MR. FUREY: The cost as we have communicated recently is $65,000. There are a few components to the work that they are doing. They are administering the online survey. They will facilitate the stakeholder consultation sessions across the province. There are five sessions for key stakeholders. They will include health, law enforcement, education, youth - one slips my mind. Two will be in HRM, one will be in Cape Breton, and one will be in southwest Nova Scotia.
The second element to that will be the municipal element where we will engage municipalities. There will be five sessions for municipalities. That will be led by the Department of Municipal Affairs. At the end, part of the $65,000, input received through those methods will be summarized and included in a “what we heard” document. Input from the sessions and online survey, focused on those areas that I mentioned earlier, will be synthesized and included in that report, so basically, three elements to the cost of that service.

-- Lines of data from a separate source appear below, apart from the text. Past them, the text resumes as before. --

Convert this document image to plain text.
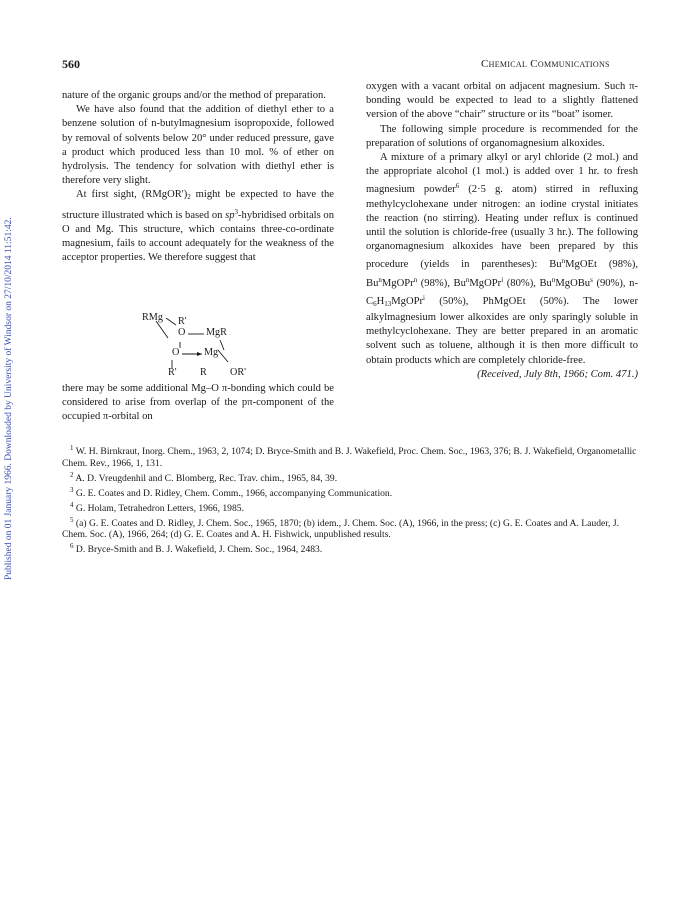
Published on 01 January 1966. Downloaded by University of Windsor on 27/10/2014 11:51:42.
560	Chemical Communications

nature of the organic groups and/or the method of preparation.

We have also found that the addition of diethyl ether to a benzene solution of n-butylmagnesium isopropoxide, followed by removal of solvents below 20° under reduced pressure, gave a product which produced less than 10 mol. % of ether on hydrolysis. The tendency for solvation with diethyl ether is therefore very slight.

At first sight, $(RMgOR')_2$ might be expected to have the structure illustrated which is based on $sp^3$-hybridised orbitals on O and Mg. This structure, which contains three-co-ordinate magnesium, fails to account adequately for the weakness of the acceptor properties. We therefore suggest that

RMg R'
O MgR
O Mg
R' R OR'

there may be some additional Mg–O π-bonding which could be considered to arise from overlap of the pπ-component of the occupied π-orbital on

oxygen with a vacant orbital on adjacent magnesium. Such π-bonding would be expected to lead to a slightly flattened version of the above “chair” structure or its “boat” isomer.

The following simple procedure is recommended for the preparation of solutions of organomagnesium alkoxides.

A mixture of a primary alkyl or aryl chloride (2 mol.) and the appropriate alcohol (1 mol.) is added over 1 hr. to fresh magnesium powder$^6$ (2·5 g. atom) stirred in refluxing methylcyclohexane under nitrogen: an iodine crystal initiates the reaction (no stirring). Heating under reflux is continued until the solution is chloride-free (usually 3 hr.). The following organomagnesium alkoxides have been prepared by this procedure (yields in parentheses): Bu$^n$MgOEt (98%), Bu$^n$MgOPr$^n$ (98%), Bu$^n$MgOPr$^i$ (80%), Bu$^n$MgOBu$^s$ (90%), $n-C_6H_{13}MgOPr^i$ (50%), PhMgOEt (50%). The lower alkylmagnesium lower alkoxides are only sparingly soluble in methylcyclohexane. They are better prepared in an aromatic solvent such as toluene, although it is then more difficult to obtain products which are completely chloride-free.

(Received, July 8th, 1966; Com. 471.)

$^1$ W. H. Birnkraut, Inorg. Chem., 1963, 2, 1074; D. Bryce-Smith and B. J. Wakefield, Proc. Chem. Soc., 1963, 376; B. J. Wakefield, Organometallic Chem. Rev., 1966, 1, 131.

$^2$ A. D. Vreugdenhil and C. Blomberg, Rec. Trav. chim., 1965, 84, 39.

$^3$ G. E. Coates and D. Ridley, Chem. Comm., 1966, accompanying Communication.

$^4$ G. Holam, Tetrahedron Letters, 1966, 1985.

$^5$ (a) G. E. Coates and D. Ridley, J. Chem. Soc., 1965, 1870; (b) idem., J. Chem. Soc. (A), 1966, in the press; (c) G. E. Coates and A. Lauder, J. Chem. Soc. (A), 1966, 264; (d) G. E. Coates and A. H. Fishwick, unpublished results.

$^6$ D. Bryce-Smith and B. J. Wakefield, J. Chem. Soc., 1964, 2483.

MS. MACFARLANE: I see my time is limited. But I may be able to get out the question so you can think about it overnight. How involved were you with the wordsmithing of the survey?
MR. CHAIRMAN: Order, please. The time allotted for Committee of the Whole on Supply today has expired.
The honourable Government House Leader.
HON. GEOFF MACLELLAN: Mr. Chairman, I move that the committee do now rise and that you report progress and beg leave to sit again.
MR. CHAIRMAN: The motion is carried.